Five senior Indonesian military officers went on trial Tuesday for their involvement in violence in East Timor surrounding the territory's 1999 referendum on independence from Indonesia. Some of the military's top brass attended the opening in what they said was a show of support for the accused.
A prosecutor reads charges against the first military officers accused of taking part in the violence in East Timor. Five officers, including a colonel, were charged with failing to control groups of anti-independence militiamen who attacked a church in the East Timorese town of Suai, in September 1999.
At least 27 people were killed in the attack, including three priests. Human rights groups consider the attack on the church in Suai one of the most brazen acts of violence carried out by militia groups.
Altogether, 18 officials and militia members have been accused of crimes against humanity for their alleged roles in the killings and destruction that wracked East Timor in the days surrounding its 1999 vote for independence. Seven of them have been formally indicted.
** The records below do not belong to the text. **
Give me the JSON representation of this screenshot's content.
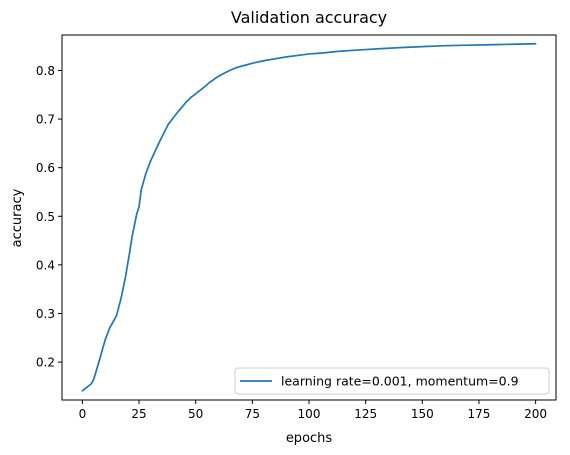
{
  "chart_data": {
    "type": "line",
    "title": "Validation accuracy",
    "xlabel": "epochs",
    "ylabel": "accuracy",
    "xlim": [
      -9,
      209
    ],
    "ylim": [
      0.122,
      0.873
    ],
    "xticks": [
      0,
      25,
      50,
      75,
      100,
      125,
      150,
      175,
      200
    ],
    "yticks": [
      0.2,
      0.3,
      0.4,
      0.5,
      0.6,
      0.7,
      0.8
    ],
    "xtick_labels": [
      "0",
      "25",
      "50",
      "75",
      "100",
      "125",
      "150",
      "175",
      "200"
    ],
    "ytick_labels": [
      "0.2",
      "0.3",
      "0.4",
      "0.5",
      "0.6",
      "0.7",
      "0.8"
    ],
    "grid": false,
    "legend_position": "lower-right",
    "series": [
      {
        "name": "learning rate=0.001, momentum=0.9",
        "color": "#1f77b4",
        "x": [
          0,
          2,
          4,
          5,
          6,
          8,
          10,
          12,
          15,
          17,
          19,
          21,
          22,
          24,
          25,
          26,
          28,
          30,
          32,
          34,
          36,
          38,
          40,
          42,
          44,
          46,
          48,
          50,
          53,
          56,
          59,
          62,
          65,
          68,
          72,
          76,
          80,
          85,
          90,
          95,
          100,
          106,
          112,
          118,
          125,
          132,
          140,
          150,
          160,
          170,
          180,
          190,
          200
        ],
        "y": [
          0.141,
          0.148,
          0.156,
          0.165,
          0.18,
          0.212,
          0.245,
          0.27,
          0.295,
          0.33,
          0.375,
          0.43,
          0.46,
          0.505,
          0.52,
          0.555,
          0.588,
          0.613,
          0.633,
          0.653,
          0.672,
          0.69,
          0.702,
          0.714,
          0.725,
          0.736,
          0.745,
          0.752,
          0.763,
          0.775,
          0.785,
          0.793,
          0.8,
          0.806,
          0.811,
          0.816,
          0.82,
          0.824,
          0.828,
          0.831,
          0.834,
          0.836,
          0.839,
          0.841,
          0.843,
          0.845,
          0.847,
          0.849,
          0.851,
          0.852,
          0.853,
          0.854,
          0.855
        ]
      }
    ]
  }
}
Tuesday's proceedings mark the resumption of Indonesia's landmark human rights trials that opened last week. The special tribunal was formed specifically to hear allegations of human rights abuses carried out with the tacit support of the Indonesian authorities.
Last week, the court heard opening arguments in two trials involving East Timor's former governor and a police general. On Tuesday, some of the military's top brass were on hand to show support to the first military officers put on trial.
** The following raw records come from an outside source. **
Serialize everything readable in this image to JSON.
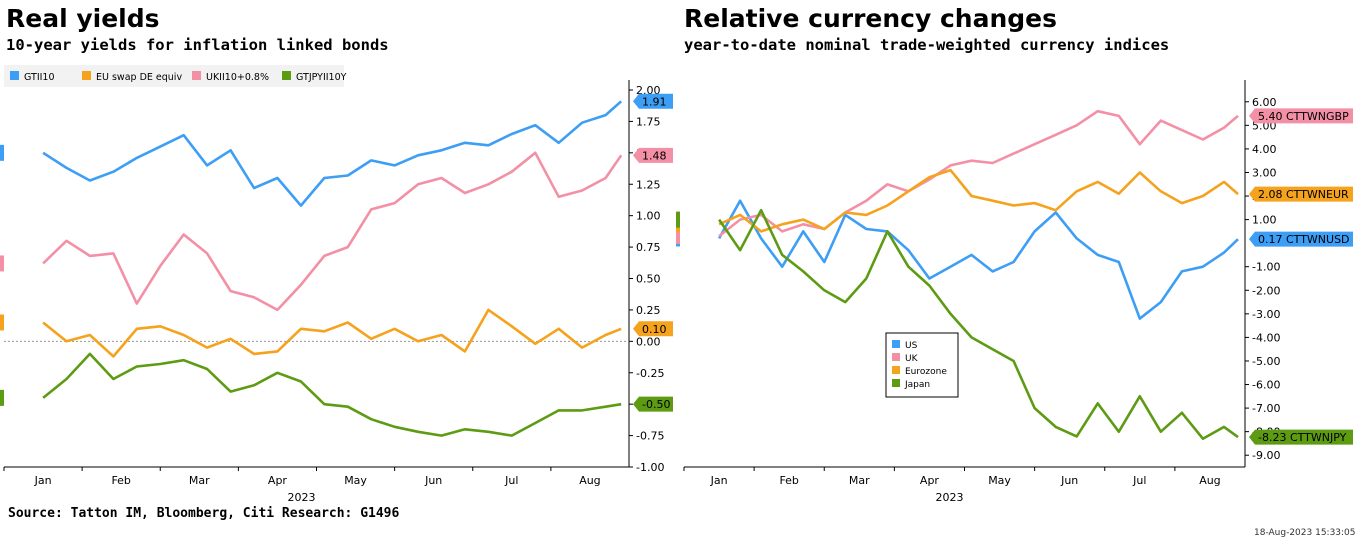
{
  "left": {
    "title": "Real yields",
    "subtitle": "10-year yields for inflation linked bonds"
  },
  "right": {
    "title": "Relative currency changes",
    "subtitle": "year-to-date nominal trade-weighted currency indices"
  },
  "source": "Source: Tatton IM, Bloomberg, Citi Research: G1496",
  "timestamp": "18-Aug-2023 15:33:05",
  "chart_data": [
    {
      "type": "line",
      "title": "Real yields",
      "subtitle": "10-year yields for inflation linked bonds",
      "xlabel": "2023",
      "x_tick_labels": [
        "Jan",
        "Feb",
        "Mar",
        "Apr",
        "May",
        "Jun",
        "Jul",
        "Aug"
      ],
      "y_tick_labels": [
        "2.00",
        "1.75",
        "1.50",
        "1.25",
        "1.00",
        "0.75",
        "0.50",
        "0.25",
        "0.00",
        "-0.25",
        "-0.50",
        "-0.75",
        "-1.00"
      ],
      "ylim": [
        -1.0,
        2.0
      ],
      "legend_position": "top-left",
      "zero_line": true,
      "series": [
        {
          "name": "GTII10",
          "color": "#3d9ef5",
          "last_label": "1.91",
          "x": [
            0,
            0.3,
            0.6,
            0.9,
            1.2,
            1.5,
            1.8,
            2.1,
            2.4,
            2.7,
            3.0,
            3.3,
            3.6,
            3.9,
            4.2,
            4.5,
            4.8,
            5.1,
            5.4,
            5.7,
            6.0,
            6.3,
            6.6,
            6.9,
            7.2,
            7.4
          ],
          "values": [
            1.5,
            1.38,
            1.28,
            1.35,
            1.46,
            1.55,
            1.64,
            1.4,
            1.52,
            1.22,
            1.3,
            1.08,
            1.3,
            1.32,
            1.44,
            1.4,
            1.48,
            1.52,
            1.58,
            1.56,
            1.65,
            1.72,
            1.58,
            1.74,
            1.8,
            1.91
          ]
        },
        {
          "name": "EU swap DE equiv",
          "color": "#f5a21d",
          "last_label": "0.10",
          "x": [
            0,
            0.3,
            0.6,
            0.9,
            1.2,
            1.5,
            1.8,
            2.1,
            2.4,
            2.7,
            3.0,
            3.3,
            3.6,
            3.9,
            4.2,
            4.5,
            4.8,
            5.1,
            5.4,
            5.7,
            6.0,
            6.3,
            6.6,
            6.9,
            7.2,
            7.4
          ],
          "values": [
            0.15,
            0.0,
            0.05,
            -0.12,
            0.1,
            0.12,
            0.05,
            -0.05,
            0.02,
            -0.1,
            -0.08,
            0.1,
            0.08,
            0.15,
            0.02,
            0.1,
            0.0,
            0.05,
            -0.08,
            0.25,
            0.12,
            -0.02,
            0.1,
            -0.05,
            0.05,
            0.1
          ]
        },
        {
          "name": "UKII10+0.8%",
          "color": "#f490a6",
          "last_label": "1.48",
          "x": [
            0,
            0.3,
            0.6,
            0.9,
            1.2,
            1.5,
            1.8,
            2.1,
            2.4,
            2.7,
            3.0,
            3.3,
            3.6,
            3.9,
            4.2,
            4.5,
            4.8,
            5.1,
            5.4,
            5.7,
            6.0,
            6.3,
            6.6,
            6.9,
            7.2,
            7.4
          ],
          "values": [
            0.62,
            0.8,
            0.68,
            0.7,
            0.3,
            0.6,
            0.85,
            0.7,
            0.4,
            0.35,
            0.25,
            0.45,
            0.68,
            0.75,
            1.05,
            1.1,
            1.25,
            1.3,
            1.18,
            1.25,
            1.35,
            1.5,
            1.15,
            1.2,
            1.3,
            1.48
          ]
        },
        {
          "name": "GTJPYII10Y",
          "color": "#5d9b13",
          "last_label": "-0.50",
          "x": [
            0,
            0.3,
            0.6,
            0.9,
            1.2,
            1.5,
            1.8,
            2.1,
            2.4,
            2.7,
            3.0,
            3.3,
            3.6,
            3.9,
            4.2,
            4.5,
            4.8,
            5.1,
            5.4,
            5.7,
            6.0,
            6.3,
            6.6,
            6.9,
            7.2,
            7.4
          ],
          "values": [
            -0.45,
            -0.3,
            -0.1,
            -0.3,
            -0.2,
            -0.18,
            -0.15,
            -0.22,
            -0.4,
            -0.35,
            -0.25,
            -0.32,
            -0.5,
            -0.52,
            -0.62,
            -0.68,
            -0.72,
            -0.75,
            -0.7,
            -0.72,
            -0.75,
            -0.65,
            -0.55,
            -0.55,
            -0.52,
            -0.5
          ]
        }
      ]
    },
    {
      "type": "line",
      "title": "Relative currency changes",
      "subtitle": "year-to-date nominal trade-weighted currency indices",
      "xlabel": "2023",
      "x_tick_labels": [
        "Jan",
        "Feb",
        "Mar",
        "Apr",
        "May",
        "Jun",
        "Jul",
        "Aug"
      ],
      "y_tick_labels": [
        "6.00",
        "5.00",
        "4.00",
        "3.00",
        "2.00",
        "1.00",
        "-1.00",
        "-2.00",
        "-3.00",
        "-4.00",
        "-5.00",
        "-6.00",
        "-7.00",
        "-8.00",
        "-9.00"
      ],
      "ylim": [
        -9.5,
        6.5
      ],
      "legend_position": "center",
      "series": [
        {
          "name": "US",
          "color": "#3d9ef5",
          "last_label": "0.17 CTTWNUSD",
          "x": [
            0,
            0.3,
            0.6,
            0.9,
            1.2,
            1.5,
            1.8,
            2.1,
            2.4,
            2.7,
            3.0,
            3.3,
            3.6,
            3.9,
            4.2,
            4.5,
            4.8,
            5.1,
            5.4,
            5.7,
            6.0,
            6.3,
            6.6,
            6.9,
            7.2,
            7.4
          ],
          "values": [
            0.2,
            1.8,
            0.2,
            -1.0,
            0.5,
            -0.8,
            1.2,
            0.6,
            0.5,
            -0.3,
            -1.5,
            -1.0,
            -0.5,
            -1.2,
            -0.8,
            0.5,
            1.3,
            0.2,
            -0.5,
            -0.8,
            -3.2,
            -2.5,
            -1.2,
            -1.0,
            -0.4,
            0.17
          ]
        },
        {
          "name": "UK",
          "color": "#f490a6",
          "last_label": "5.40 CTTWNGBP",
          "x": [
            0,
            0.3,
            0.6,
            0.9,
            1.2,
            1.5,
            1.8,
            2.1,
            2.4,
            2.7,
            3.0,
            3.3,
            3.6,
            3.9,
            4.2,
            4.5,
            4.8,
            5.1,
            5.4,
            5.7,
            6.0,
            6.3,
            6.6,
            6.9,
            7.2,
            7.4
          ],
          "values": [
            0.3,
            1.0,
            1.2,
            0.5,
            0.8,
            0.6,
            1.3,
            1.8,
            2.5,
            2.2,
            2.7,
            3.3,
            3.5,
            3.4,
            3.8,
            4.2,
            4.6,
            5.0,
            5.6,
            5.4,
            4.2,
            5.2,
            4.8,
            4.4,
            4.9,
            5.4
          ]
        },
        {
          "name": "Eurozone",
          "color": "#f5a21d",
          "last_label": "2.08 CTTWNEUR",
          "x": [
            0,
            0.3,
            0.6,
            0.9,
            1.2,
            1.5,
            1.8,
            2.1,
            2.4,
            2.7,
            3.0,
            3.3,
            3.6,
            3.9,
            4.2,
            4.5,
            4.8,
            5.1,
            5.4,
            5.7,
            6.0,
            6.3,
            6.6,
            6.9,
            7.2,
            7.4
          ],
          "values": [
            0.8,
            1.2,
            0.5,
            0.8,
            1.0,
            0.6,
            1.3,
            1.2,
            1.6,
            2.2,
            2.8,
            3.1,
            2.0,
            1.8,
            1.6,
            1.7,
            1.4,
            2.2,
            2.6,
            2.1,
            3.0,
            2.2,
            1.7,
            2.0,
            2.6,
            2.08
          ]
        },
        {
          "name": "Japan",
          "color": "#5d9b13",
          "last_label": "-8.23 CTTWNJPY",
          "x": [
            0,
            0.3,
            0.6,
            0.9,
            1.2,
            1.5,
            1.8,
            2.1,
            2.4,
            2.7,
            3.0,
            3.3,
            3.6,
            3.9,
            4.2,
            4.5,
            4.8,
            5.1,
            5.4,
            5.7,
            6.0,
            6.3,
            6.6,
            6.9,
            7.2,
            7.4
          ],
          "values": [
            1.0,
            -0.3,
            1.4,
            -0.5,
            -1.2,
            -2.0,
            -2.5,
            -1.5,
            0.5,
            -1.0,
            -1.8,
            -3.0,
            -4.0,
            -4.5,
            -5.0,
            -7.0,
            -7.8,
            -8.2,
            -6.8,
            -8.0,
            -6.5,
            -8.0,
            -7.2,
            -8.3,
            -7.8,
            -8.23
          ]
        }
      ]
    }
  ]
}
Admiral Adi Sujipto Widodo is the head of the Indonesian Armed Forces. He says "the attendance of military leadership is to show support. They are giving moral support, support to the defense team and other types of support such as to the defendants and their families," Adm. Widodo said.
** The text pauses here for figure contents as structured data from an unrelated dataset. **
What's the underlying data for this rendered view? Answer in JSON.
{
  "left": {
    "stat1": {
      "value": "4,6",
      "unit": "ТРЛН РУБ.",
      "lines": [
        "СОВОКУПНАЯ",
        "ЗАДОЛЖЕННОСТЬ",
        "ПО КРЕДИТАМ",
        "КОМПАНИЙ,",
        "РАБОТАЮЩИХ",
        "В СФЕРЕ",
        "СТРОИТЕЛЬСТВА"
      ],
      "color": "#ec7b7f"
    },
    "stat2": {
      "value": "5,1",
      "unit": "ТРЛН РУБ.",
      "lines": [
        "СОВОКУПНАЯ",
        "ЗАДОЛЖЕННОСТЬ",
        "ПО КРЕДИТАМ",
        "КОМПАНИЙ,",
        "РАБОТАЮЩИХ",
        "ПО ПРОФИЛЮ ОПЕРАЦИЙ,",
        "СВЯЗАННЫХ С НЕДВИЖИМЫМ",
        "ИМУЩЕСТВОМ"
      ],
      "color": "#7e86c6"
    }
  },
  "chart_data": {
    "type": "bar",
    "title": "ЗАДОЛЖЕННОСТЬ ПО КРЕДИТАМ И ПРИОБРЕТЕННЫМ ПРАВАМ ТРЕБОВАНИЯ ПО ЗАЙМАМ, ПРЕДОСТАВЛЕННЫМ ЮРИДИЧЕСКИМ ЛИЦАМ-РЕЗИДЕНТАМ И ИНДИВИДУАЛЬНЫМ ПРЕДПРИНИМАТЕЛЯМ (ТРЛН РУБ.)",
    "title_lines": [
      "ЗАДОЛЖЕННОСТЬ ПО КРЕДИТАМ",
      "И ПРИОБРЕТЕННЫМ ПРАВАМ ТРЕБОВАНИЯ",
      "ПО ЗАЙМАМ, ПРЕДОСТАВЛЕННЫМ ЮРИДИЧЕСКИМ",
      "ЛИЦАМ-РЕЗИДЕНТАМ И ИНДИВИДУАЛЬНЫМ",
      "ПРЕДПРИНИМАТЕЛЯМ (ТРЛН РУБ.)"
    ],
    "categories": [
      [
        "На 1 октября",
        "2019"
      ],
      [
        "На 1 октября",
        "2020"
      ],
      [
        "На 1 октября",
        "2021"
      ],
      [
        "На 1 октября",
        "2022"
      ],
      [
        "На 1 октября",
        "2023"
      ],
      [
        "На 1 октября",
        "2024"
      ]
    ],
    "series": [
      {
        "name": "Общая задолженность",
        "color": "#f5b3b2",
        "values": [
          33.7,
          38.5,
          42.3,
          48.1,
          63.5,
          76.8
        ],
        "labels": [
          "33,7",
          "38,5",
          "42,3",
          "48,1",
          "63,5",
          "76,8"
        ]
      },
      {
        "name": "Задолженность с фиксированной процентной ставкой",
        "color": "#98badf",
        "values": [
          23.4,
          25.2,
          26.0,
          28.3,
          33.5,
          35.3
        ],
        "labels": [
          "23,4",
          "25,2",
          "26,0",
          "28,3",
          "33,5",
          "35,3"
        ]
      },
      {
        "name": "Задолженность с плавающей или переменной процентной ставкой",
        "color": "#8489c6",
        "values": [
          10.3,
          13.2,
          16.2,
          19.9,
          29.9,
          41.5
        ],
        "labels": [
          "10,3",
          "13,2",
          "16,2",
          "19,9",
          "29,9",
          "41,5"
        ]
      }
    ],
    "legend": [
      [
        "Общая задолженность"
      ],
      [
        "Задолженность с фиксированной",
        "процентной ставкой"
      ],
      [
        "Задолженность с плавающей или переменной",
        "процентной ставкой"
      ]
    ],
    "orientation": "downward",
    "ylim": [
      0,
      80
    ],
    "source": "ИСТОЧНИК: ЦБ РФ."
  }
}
The admiral also says "the military leadership's attendance at the tribunal today demonstrates its resolve to respect the rule of law and to allow justice to take its course," Widodo said.
Human rights advocates say hundreds of people died at the hands of armed militiamen, who, the rights groups say, had the support of elements of the Indonesian Armed Forces. The militias were fighting for East Timor to remain a part of Indonesia and launched a campaign of terror when the East Timorese voted overwhelmingly for independence.
So far, the defendants in today's case have not entered their pleas. The trial will resume next week, when the defense team will make its first argument.
Despite the trials, some human rights groups are pushing for an international human rights tribunal to be formed for East Timor. They say the mandate of this court is too narrow to allow real justice to be done.